Я почувствовал, как объектив камеры устремился на нас с братом, показ оператору довольно нелепую картину. На синем диване расположились два человека. Первый, дряхлый старик в очках в выцветшем от времени сером пиджаке, старавшийся сохранять доброжелательное морщинистое лицо и непринужденную позу. Второй, молодой черноволосый пижон лет двадцати пяти, одетый в популярные в этом году черные джинсы, обтягивающую оранжевую футболку, высокие кеды с белыми шнурками. Скорее мы походили на деда с внуком, чем на братьев. Но такова получилась наша жизнь. Хоть мы и были близнецами, прожили ее по-разному. Каждый со своим размахом.
Игорь Калитин, тем временем, изучал небольшую карточку в руках, думая с чего начать беседу.

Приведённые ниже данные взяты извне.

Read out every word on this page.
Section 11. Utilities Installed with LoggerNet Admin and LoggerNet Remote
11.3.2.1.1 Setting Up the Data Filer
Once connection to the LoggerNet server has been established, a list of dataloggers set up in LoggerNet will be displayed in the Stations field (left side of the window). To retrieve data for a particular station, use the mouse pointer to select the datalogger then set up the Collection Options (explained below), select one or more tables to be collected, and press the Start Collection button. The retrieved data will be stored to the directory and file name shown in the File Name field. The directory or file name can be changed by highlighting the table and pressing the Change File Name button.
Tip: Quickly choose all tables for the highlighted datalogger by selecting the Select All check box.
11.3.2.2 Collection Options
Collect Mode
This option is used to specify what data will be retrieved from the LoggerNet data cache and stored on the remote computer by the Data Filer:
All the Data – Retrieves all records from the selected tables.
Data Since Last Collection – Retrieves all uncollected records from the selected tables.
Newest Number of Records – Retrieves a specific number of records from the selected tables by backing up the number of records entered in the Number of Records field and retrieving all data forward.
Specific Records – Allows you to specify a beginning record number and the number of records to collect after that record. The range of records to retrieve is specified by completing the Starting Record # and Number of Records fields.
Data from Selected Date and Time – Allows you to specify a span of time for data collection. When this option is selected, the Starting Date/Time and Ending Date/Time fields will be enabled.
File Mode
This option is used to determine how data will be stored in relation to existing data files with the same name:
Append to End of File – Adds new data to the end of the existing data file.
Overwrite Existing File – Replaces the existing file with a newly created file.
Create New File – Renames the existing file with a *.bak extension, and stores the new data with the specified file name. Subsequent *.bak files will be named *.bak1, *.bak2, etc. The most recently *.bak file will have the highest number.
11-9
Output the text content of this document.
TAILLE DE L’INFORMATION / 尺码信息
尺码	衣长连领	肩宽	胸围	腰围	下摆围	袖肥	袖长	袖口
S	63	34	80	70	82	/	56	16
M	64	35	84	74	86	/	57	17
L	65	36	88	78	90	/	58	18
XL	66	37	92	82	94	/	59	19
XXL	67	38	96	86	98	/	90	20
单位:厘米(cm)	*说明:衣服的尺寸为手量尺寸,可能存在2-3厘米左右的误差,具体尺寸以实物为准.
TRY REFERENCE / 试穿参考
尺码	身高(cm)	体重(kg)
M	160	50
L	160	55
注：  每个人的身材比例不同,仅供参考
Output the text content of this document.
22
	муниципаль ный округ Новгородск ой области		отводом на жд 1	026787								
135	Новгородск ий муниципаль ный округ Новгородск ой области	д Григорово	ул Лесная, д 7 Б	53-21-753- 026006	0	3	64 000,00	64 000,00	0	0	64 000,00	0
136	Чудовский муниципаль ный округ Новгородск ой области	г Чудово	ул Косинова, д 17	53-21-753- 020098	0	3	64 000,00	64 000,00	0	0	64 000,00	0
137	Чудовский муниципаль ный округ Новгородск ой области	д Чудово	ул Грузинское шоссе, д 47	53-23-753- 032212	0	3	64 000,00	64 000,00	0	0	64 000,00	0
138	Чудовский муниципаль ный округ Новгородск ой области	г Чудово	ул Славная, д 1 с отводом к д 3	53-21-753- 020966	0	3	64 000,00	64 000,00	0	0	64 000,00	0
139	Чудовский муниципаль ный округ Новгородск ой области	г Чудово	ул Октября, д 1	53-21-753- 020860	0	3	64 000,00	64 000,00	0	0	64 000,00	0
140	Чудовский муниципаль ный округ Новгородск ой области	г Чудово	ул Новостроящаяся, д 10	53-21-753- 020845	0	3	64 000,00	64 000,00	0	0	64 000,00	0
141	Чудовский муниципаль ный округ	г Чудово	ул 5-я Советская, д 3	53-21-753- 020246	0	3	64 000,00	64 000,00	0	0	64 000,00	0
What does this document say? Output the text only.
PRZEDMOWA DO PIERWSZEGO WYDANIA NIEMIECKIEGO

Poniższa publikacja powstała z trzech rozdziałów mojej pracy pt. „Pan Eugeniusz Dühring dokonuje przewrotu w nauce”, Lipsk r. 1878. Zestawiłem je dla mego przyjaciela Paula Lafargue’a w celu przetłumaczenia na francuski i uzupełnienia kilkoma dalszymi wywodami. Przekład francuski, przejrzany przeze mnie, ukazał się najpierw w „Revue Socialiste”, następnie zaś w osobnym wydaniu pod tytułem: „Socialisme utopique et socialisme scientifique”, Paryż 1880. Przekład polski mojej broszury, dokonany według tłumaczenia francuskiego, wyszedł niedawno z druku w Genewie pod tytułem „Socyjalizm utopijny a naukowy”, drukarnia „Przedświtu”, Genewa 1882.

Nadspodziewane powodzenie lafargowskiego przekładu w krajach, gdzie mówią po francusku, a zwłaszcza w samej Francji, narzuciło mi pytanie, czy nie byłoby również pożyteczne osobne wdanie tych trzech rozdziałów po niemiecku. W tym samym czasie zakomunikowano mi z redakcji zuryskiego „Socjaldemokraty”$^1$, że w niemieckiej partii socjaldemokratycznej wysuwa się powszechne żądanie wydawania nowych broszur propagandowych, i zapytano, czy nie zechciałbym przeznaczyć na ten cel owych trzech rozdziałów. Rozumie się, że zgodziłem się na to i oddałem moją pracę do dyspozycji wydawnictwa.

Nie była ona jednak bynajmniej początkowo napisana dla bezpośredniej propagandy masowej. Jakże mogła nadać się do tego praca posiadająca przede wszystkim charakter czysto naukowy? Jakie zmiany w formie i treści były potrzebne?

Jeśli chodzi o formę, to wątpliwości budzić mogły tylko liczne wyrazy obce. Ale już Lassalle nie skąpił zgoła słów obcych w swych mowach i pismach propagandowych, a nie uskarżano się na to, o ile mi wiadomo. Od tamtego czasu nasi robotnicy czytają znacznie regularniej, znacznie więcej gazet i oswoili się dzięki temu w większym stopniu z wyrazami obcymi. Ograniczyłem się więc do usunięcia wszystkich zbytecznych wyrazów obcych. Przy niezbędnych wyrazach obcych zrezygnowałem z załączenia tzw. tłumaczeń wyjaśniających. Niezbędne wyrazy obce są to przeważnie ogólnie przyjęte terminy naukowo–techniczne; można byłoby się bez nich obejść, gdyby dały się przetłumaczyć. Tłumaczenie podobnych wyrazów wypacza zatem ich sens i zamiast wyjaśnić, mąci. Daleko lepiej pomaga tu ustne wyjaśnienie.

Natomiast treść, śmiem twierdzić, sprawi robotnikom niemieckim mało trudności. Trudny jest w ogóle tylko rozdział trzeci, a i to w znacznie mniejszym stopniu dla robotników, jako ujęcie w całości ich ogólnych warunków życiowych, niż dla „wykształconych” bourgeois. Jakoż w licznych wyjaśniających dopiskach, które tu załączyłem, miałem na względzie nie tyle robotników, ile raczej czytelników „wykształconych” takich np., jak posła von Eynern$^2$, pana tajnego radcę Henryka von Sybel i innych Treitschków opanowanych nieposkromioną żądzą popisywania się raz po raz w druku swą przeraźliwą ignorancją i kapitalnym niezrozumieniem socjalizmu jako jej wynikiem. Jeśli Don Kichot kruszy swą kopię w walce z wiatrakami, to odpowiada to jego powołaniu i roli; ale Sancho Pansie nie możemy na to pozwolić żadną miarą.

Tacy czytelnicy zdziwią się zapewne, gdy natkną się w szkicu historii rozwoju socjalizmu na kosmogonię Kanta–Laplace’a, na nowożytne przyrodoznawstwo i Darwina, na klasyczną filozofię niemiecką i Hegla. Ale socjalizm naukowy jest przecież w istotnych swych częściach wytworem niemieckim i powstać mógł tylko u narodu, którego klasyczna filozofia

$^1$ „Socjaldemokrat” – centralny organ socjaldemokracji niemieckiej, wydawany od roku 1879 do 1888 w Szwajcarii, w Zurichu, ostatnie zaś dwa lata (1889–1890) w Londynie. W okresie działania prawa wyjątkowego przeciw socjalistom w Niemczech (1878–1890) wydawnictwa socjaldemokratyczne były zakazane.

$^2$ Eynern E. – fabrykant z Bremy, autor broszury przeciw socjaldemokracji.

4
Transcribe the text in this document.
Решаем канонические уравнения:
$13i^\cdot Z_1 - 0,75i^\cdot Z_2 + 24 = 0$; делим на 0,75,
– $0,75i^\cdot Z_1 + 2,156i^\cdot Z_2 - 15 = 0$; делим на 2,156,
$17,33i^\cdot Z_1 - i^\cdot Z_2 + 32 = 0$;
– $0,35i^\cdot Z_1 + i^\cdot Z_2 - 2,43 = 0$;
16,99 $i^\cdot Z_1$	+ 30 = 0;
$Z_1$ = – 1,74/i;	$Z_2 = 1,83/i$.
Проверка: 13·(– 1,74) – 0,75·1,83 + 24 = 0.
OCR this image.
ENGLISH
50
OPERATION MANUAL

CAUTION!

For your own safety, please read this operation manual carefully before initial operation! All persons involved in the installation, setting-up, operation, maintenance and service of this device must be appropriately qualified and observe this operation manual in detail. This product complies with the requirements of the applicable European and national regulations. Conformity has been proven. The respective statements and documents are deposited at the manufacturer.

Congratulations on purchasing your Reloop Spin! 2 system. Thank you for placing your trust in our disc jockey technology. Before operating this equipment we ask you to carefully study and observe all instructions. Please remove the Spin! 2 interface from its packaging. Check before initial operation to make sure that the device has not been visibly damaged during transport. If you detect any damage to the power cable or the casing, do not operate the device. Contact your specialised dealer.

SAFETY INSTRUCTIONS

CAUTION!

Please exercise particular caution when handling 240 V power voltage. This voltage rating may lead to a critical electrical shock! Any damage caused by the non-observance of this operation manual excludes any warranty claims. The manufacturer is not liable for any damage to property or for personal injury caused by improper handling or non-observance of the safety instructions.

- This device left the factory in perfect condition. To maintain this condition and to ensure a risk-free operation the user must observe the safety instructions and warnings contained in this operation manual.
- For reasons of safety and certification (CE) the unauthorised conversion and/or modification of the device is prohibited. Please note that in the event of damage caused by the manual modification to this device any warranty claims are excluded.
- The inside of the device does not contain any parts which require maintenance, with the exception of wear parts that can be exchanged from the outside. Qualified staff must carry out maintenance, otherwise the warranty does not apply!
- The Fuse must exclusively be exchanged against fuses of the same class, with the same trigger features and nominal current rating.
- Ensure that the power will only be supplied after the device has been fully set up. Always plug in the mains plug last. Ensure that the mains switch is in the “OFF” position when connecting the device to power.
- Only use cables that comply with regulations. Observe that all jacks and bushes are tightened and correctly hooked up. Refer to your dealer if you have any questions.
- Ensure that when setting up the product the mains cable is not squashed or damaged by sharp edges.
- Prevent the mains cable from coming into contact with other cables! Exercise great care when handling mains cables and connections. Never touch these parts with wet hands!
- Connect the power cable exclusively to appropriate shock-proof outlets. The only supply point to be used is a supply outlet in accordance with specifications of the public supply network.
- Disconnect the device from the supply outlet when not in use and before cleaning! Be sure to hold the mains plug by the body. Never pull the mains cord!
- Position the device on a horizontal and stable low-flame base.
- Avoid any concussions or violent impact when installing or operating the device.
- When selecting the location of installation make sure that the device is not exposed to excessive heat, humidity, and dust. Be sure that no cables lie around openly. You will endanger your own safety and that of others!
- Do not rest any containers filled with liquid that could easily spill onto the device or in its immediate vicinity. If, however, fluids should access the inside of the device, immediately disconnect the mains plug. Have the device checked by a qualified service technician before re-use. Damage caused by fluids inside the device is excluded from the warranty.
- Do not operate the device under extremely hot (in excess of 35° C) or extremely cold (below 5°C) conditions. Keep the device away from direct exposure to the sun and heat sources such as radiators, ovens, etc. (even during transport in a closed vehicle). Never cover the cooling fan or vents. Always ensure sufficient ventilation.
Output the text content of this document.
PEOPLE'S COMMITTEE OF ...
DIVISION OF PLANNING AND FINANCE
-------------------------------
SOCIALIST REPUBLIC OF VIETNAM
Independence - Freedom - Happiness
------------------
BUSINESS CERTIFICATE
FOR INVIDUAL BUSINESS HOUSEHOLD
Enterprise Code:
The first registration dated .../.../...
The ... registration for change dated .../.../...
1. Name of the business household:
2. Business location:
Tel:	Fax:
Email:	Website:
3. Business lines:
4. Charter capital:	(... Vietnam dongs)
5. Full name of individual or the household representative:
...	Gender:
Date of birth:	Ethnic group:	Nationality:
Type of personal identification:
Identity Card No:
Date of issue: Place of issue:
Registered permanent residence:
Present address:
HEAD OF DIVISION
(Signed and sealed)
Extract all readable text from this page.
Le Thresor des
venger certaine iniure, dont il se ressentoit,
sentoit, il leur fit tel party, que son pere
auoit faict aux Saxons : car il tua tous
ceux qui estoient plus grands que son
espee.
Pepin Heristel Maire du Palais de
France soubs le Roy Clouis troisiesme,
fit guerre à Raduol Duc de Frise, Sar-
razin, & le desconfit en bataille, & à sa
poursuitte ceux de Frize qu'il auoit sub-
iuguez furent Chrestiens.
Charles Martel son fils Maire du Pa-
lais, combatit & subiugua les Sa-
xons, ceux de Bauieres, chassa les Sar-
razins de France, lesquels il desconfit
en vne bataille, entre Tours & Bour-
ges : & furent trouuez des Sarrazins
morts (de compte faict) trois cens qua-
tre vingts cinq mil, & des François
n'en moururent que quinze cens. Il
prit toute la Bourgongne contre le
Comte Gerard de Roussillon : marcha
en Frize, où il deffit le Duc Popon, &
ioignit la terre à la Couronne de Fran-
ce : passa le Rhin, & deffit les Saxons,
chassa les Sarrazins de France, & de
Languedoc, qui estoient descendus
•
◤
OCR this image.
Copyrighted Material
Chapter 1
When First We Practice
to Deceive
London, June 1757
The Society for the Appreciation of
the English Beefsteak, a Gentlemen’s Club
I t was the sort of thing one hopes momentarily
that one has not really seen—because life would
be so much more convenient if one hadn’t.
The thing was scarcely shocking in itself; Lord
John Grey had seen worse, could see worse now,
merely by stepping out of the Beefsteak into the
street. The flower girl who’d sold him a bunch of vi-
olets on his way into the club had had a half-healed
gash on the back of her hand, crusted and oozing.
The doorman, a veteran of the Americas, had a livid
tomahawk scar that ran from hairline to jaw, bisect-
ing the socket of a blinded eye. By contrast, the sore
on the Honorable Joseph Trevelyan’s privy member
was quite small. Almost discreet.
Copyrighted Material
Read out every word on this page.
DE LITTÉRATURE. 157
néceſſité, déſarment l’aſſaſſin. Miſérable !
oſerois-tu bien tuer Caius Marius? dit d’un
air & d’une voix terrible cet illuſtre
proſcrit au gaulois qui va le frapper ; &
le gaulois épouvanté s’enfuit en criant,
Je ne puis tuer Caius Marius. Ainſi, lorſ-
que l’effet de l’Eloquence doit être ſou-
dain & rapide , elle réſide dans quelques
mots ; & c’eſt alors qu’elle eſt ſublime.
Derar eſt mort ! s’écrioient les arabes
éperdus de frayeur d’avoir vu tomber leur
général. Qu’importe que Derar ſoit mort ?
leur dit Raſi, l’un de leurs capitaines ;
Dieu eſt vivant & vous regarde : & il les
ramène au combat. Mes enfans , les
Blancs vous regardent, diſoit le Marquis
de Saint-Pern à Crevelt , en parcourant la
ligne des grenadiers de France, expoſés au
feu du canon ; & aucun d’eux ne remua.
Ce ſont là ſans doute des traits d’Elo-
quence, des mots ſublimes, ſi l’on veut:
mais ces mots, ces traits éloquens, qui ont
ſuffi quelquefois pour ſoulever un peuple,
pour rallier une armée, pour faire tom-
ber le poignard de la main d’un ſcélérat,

— Я думаю, нашим телезрителям не помешала бы короткая справка. Многие, конечно же, знают этих людей, они первые кто подписал договор на изменение генома, — ведущий указал на меня с братом. Аркадий выпятил грудь вперед, глаза смотрели в объектив с гордостью. — Перед нами первые смельчаки, осмелившиеся на такой важный для человечества шаг. По всему миру теперь много тех, кто последовал их примеру, повлиял на свою судьбу. Но наших Астаховых отличает то, что они не побоялись стать первыми, выдержать непредсказуемый опыт, множество лет провести в изоляции буквально в лабораторных условиях. Хочется от всего сердца поздравить вас с юбилеем. Пожелать здоровья, удачи, долгих лет жизни… И все-таки интересно узнать, что заставило пойти вас на такое решение? Аркадий Анатольевич, вы пошли даже дальше, изменили гены ради вечной молодости, а не только долголетия, как ваш брат. Спустя столько лет можете рассказать о чувствах и мотивах заставивших так поступить?
Появилась небольшая заминка. Брат собирался с мыслями, я решил промолчать. Пусть сам рассказывает, если хорошо его знаю, то сейчас будет долгая и пламенная речь.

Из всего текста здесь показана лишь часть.